COURTHOUSE RECORDS, FEDERAL & STATE TAX LIENS – Go to the county Recorder’s Office, Federal Courthouse, or County tax collector and get the name of everyone with Federal, State, or County tax liens. County property taxes are best as generally this ensures they own property. Mail an offer to refinance their home to pay off the liens.
CUSTOM CONSTRUCTION/ARCHITECT – Team up with a builder to develop seminars that educate the consumer on ‘How to build their Dream Home’. Custom construction and architects have unique problems with the size of the loan amount. Limited lenders will do big jumbo loan amounts, so ensure you have a lending source.
DEAD LOAN FILE – Going through the cancelled loans “dead loan” files in your office can generate business. Guidelines and programs change, and new products become available. Get permission from your manager before attempting.
FACTORY or PLANT POSTER BOARD – Go to a large factory or assembly plant, and ask the human resource department if you can put a “Still Renting?” or “Need to Consolidate Your Bills?” poster on their bulletin board. Explain to them how you can help their employees. Your ‘angle’ with HR is that a homeowner makes a better employee and may be a more stable worker. Also an employee who is not worrying about paying their bills does a better job at work, and has no wage garnishments. Offer discount loan fees for employees. Placement near the time clock or in the break room works great. An insert in their pay envelope works well too. Make sure the action for the employee is clear and easy to follow, such as an easy phone number to remember or tear off sheets with the number to call.
FARM LEADS – Farm leads are a list of potential borrower that you telemarketer to or do mass mail marketing campaigns. If telemarketing, have a scripted approach. Most title companies will give you a qualified list free in exchange for you using their office services when doing a refinance loan. Farm leads will target an area specified by the parameters you set. Common parameters are loans closed two years ago (gets you the non-prime 2/28 programs, and possible equity built up in the home for cash out); home prices between $150,000 and $250,000 (or what ever range you prefer such as within FHA loan limits); and zip code parameters. Work with your title company rep for all the details available and try to get a list that will reach your chosen target market. Farm lists for renters may also be available. Always remember to ‘scrub’ the list, remove “Do Not Call’ registered numbers.

FLOOR DUTY – The Company you work for may do advertising. Floor duty is when the prospect calls are coming in to the company from their advertising. Floor duty allows you to handle the incoming sales calls. Luck of the draw on this one, but morning is usually the best as people will generally take care of important issues like buying a home first thing in the morning.
FOR SALE BY OWNERS – Teach them how to sell their own home. Sell how you can qualify the borrower, and get them their financing. Open house kits (explained later in this section) can also be used for this market.
HOME BUYER SEMINARS – develop a seminar to educate first-time home buyers on how the mortgage lending process works, and what to expect. Mortgage Trainers of North America has a Home Buyer Seminar already complete for your use. For more information and the cost, check the website http://www.mtgtna.com/. After the seminar, invite the attendees for a quick prequalification.
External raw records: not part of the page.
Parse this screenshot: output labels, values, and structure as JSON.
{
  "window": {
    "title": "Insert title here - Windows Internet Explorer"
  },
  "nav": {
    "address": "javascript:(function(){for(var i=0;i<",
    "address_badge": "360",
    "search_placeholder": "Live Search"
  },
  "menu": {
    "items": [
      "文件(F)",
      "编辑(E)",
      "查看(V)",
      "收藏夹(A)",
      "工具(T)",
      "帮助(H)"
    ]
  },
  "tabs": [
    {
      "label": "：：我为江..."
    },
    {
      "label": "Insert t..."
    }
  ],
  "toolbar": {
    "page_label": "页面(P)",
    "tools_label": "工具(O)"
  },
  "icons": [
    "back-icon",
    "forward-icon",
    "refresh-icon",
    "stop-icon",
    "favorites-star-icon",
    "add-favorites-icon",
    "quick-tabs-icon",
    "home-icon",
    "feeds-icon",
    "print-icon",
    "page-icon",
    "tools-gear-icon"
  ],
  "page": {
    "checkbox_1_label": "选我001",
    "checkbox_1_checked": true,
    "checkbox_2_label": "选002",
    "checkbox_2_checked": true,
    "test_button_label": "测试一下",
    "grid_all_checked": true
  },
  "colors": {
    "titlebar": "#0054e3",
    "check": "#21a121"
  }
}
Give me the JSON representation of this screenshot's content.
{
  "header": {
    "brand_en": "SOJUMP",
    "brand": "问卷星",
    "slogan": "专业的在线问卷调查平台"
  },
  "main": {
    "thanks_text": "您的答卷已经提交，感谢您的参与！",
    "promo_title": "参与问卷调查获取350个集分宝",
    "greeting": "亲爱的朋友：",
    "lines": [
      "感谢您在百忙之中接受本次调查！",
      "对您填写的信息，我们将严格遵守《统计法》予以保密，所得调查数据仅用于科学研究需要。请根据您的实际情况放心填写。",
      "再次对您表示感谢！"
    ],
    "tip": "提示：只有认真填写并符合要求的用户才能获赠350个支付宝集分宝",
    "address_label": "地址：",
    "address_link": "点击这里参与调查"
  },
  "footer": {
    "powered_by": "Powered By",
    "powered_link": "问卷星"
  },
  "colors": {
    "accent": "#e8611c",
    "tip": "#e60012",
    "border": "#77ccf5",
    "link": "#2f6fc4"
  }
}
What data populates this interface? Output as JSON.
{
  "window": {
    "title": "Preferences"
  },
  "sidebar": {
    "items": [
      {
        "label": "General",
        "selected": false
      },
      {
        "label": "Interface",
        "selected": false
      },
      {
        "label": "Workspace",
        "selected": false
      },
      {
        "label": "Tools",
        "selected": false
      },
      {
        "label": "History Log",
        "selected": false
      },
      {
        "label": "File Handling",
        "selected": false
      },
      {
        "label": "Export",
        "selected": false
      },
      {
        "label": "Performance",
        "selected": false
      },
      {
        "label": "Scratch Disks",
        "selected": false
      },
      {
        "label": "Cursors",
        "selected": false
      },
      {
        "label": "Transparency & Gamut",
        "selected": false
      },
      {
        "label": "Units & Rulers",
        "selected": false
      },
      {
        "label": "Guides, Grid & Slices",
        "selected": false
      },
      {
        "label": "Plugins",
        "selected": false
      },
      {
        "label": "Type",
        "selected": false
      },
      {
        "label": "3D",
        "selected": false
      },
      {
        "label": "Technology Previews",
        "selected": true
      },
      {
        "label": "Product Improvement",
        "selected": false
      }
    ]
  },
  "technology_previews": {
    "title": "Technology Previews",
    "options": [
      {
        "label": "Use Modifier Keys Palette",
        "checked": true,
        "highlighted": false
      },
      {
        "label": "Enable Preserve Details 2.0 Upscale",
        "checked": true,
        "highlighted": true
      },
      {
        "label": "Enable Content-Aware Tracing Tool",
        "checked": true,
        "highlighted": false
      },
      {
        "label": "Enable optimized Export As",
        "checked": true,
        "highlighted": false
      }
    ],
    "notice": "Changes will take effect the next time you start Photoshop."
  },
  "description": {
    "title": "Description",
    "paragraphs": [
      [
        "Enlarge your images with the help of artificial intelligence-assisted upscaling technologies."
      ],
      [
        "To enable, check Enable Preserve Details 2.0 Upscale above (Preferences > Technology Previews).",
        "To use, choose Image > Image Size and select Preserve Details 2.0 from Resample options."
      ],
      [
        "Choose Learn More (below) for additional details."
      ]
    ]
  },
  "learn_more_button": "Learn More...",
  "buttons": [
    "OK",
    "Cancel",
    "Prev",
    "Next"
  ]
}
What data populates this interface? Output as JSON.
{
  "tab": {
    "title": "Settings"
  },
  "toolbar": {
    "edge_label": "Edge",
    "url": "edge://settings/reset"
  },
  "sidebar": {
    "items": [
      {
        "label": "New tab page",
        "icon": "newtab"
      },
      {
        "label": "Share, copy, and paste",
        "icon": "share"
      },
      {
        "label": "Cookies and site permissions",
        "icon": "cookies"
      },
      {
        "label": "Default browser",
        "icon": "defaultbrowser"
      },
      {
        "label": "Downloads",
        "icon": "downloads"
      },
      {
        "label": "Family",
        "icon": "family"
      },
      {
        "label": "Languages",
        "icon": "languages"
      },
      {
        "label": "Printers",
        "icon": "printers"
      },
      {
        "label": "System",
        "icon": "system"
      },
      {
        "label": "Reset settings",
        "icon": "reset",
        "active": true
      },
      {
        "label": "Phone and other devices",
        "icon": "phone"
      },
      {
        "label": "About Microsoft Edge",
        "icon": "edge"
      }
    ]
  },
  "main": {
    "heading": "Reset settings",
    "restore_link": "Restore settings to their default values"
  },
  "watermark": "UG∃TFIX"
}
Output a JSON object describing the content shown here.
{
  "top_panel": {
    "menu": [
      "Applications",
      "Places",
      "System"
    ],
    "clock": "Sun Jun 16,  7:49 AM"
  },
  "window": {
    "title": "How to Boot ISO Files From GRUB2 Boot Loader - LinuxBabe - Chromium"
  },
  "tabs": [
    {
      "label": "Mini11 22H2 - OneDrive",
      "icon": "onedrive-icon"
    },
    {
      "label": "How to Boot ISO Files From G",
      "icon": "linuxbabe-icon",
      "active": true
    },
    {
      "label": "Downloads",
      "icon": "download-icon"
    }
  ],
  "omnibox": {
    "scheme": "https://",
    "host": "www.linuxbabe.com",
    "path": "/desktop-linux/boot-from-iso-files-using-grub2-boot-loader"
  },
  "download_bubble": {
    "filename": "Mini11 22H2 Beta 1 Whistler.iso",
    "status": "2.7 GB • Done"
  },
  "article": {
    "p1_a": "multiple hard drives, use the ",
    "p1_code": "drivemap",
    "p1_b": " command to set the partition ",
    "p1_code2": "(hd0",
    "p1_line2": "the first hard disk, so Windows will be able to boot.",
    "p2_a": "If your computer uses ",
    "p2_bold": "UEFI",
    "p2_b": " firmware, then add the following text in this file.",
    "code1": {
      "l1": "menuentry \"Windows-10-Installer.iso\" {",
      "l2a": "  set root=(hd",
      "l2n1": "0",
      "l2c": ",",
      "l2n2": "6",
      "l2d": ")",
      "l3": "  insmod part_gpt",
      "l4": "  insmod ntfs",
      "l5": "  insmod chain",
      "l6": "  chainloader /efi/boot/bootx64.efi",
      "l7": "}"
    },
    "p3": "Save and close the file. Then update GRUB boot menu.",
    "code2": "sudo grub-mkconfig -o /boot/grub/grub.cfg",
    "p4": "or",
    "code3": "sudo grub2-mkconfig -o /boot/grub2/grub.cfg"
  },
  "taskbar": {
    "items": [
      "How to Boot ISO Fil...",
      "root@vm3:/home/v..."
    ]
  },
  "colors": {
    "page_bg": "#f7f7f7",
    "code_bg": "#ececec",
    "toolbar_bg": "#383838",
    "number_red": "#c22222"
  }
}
JUST CLOSED REAL ESTATE – Get a farm list or county recorders records of recently closed loans from a specific area or price range. Solicit these leads for 100% and 125% LTV second mortgage programs for home improvement. Many new buyers have improvement projects or yards to complete.
KIOSK – These stands in the Malls can be affective ways to meet people. Placement would depend on your target market and where they are likely to shop. If you have a wireless laptop computer, you could do quick pre-quals on the spot.
MARKET TRENDS – Catch the Wave – Look for trends in the market or new hot product offerings. Title companies may offer a newsletter service that can keep you informed of market trends along with information on local house sales prices statistics. Watch the trends of hot products with wholesale lender flyers or go to the lender’s web sites. Set your target market based on who will benefit from the new hot product offering. Here are some examples of trends.
When house prices soar, start a campaign to remodel their current home to make it what they want. Many homeowners will not be able to move as the price of a better house will be outside their budget. Therefore they will choose to do a ‘cash out’ refinance or Home Equity Line of Credit (HELOC) to cover the costs of remodeling or room addition projects. Teaming up with a contractor (make sure they are licensed) can help reach these borrowers.
When the economy slows, farm your past clients for leads. Market for debt consolidation loans is very helpful for people with heavy debt burdens. January is always a good month for debt consolidation loans as people want to payoff last years and holiday debts. January through April is good for new home buyers with income tax refund money.
June is a big wedding month, so hook up with a bridal shop to offer free home buyer qualification. Set up a Kiosk in a mall during the spring outside a bridal shop, or set up a table inside a bridal shop. Many wedding couples get thousands for their new start. They in turn may want to purchase a home. Many will even close on the house before the wedding, so this marketing campaign for wedding planners can be offered all year long.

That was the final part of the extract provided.